If an Examining or Opposition Division has exercised its discretion under Rule 116 to refuse late-filed facts, evidence or requests, its decision must give the reasons for its refusal. A mere reference to the discretionary power given under Rule 116 is not sufficient. The same applies to the exercise of an Examining Division's discretion to refuse amendments under Rule 137(3) (see T 755/96). For details on how to exercise this discretion, see H‑II, 2.7.
5.5 Further grounds for refusal
There is no strict rule that a decision has to deal with all the points which are or may become contentious between the deciding authority and the parties concerned. For reasons of economy it is, however, appropriate to base a rejection on a number of separate reasons, in order to come as early as possible to a final decision in a case.

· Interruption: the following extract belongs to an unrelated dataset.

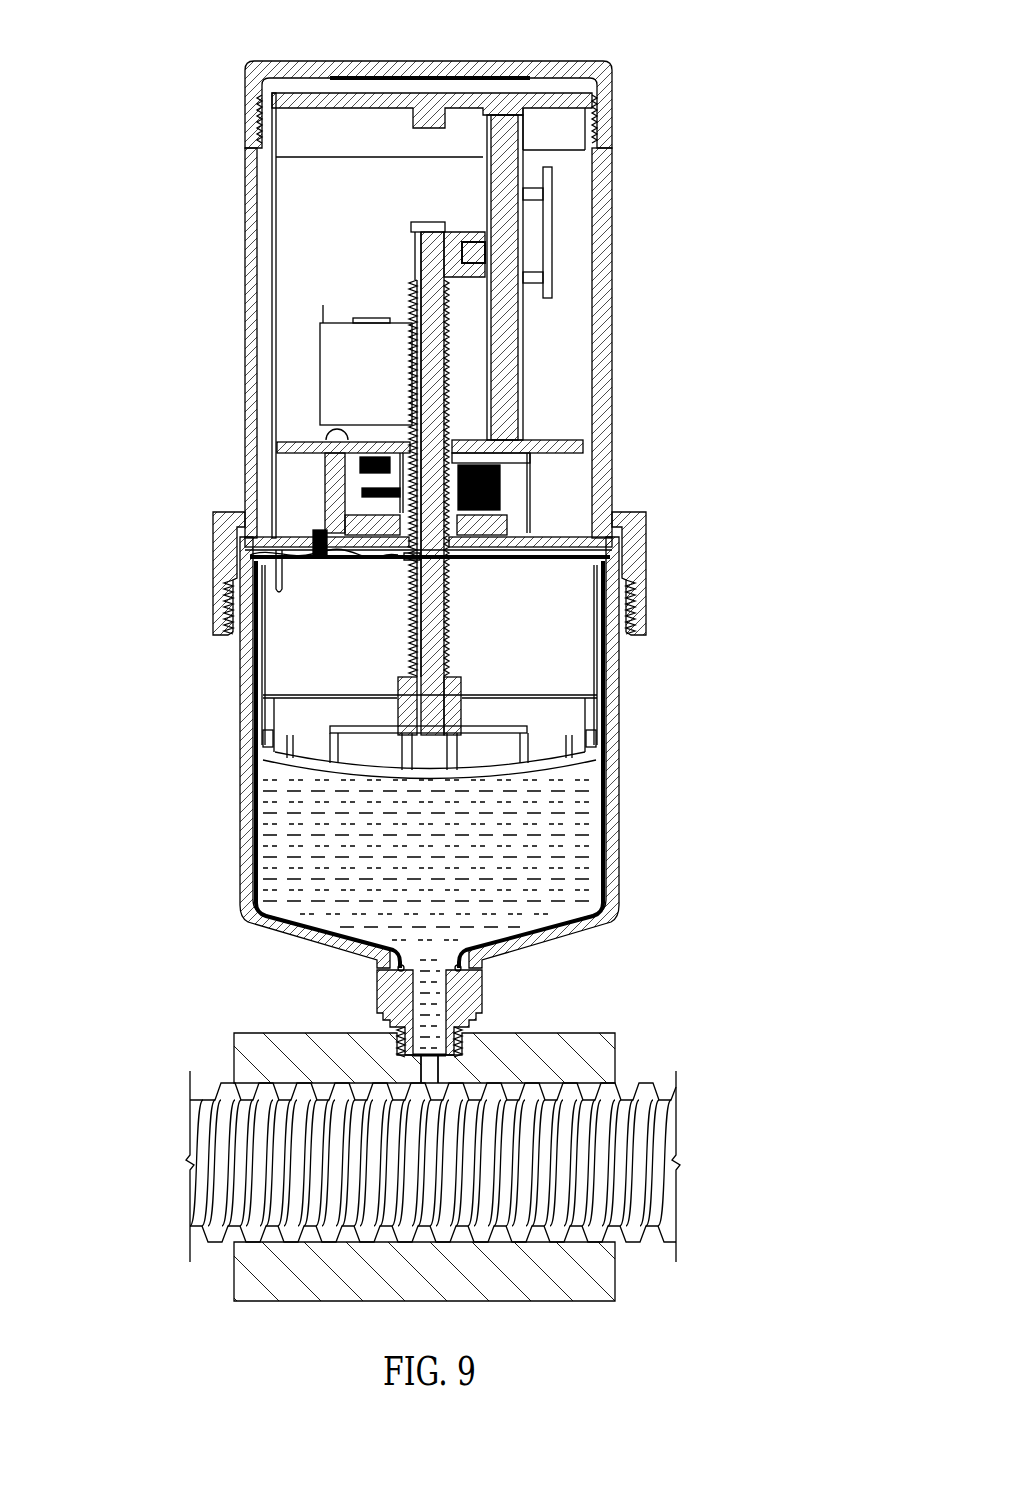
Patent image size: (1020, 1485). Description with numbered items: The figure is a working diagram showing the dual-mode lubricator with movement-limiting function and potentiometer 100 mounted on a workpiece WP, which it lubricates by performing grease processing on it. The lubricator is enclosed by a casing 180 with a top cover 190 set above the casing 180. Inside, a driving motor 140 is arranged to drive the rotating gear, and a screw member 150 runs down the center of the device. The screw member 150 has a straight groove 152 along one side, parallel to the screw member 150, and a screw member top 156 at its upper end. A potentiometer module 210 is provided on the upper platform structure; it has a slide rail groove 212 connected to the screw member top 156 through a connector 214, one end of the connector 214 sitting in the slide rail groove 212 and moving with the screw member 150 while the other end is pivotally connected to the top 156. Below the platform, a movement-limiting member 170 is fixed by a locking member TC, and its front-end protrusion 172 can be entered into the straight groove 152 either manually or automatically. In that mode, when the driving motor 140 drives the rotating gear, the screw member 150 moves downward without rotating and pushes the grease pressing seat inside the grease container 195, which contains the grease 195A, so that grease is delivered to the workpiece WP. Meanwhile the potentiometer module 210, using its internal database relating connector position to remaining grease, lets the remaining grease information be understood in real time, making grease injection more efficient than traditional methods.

The dual-mode lubricator with movement-limiting function and potentiometer 100 is at (653, 248).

Therefore an Examining or Opposition Division should deal with those questions which may be expected to become relevant at second instance insofar as this is possible without substantial additional effort, so that, in the event of a successful appeal, the matter does not have to be remitted to the deciding authority by the Board of Appeal.
An example would be where an application has been refused because a particular claim lacks novelty, but the decision argues that the claim also lacks inventive step. It is essential in such cases that the applicant should have been given an opportunity to comment on all grounds on which the decision is based.
It is in fact possible to cite further grounds on which the decision is not based, provided these appear not in the actual decision but only after the grounds under a separate heading such as "Additional comments". It is then clear that they are not actually part of the reasons for refusing the application.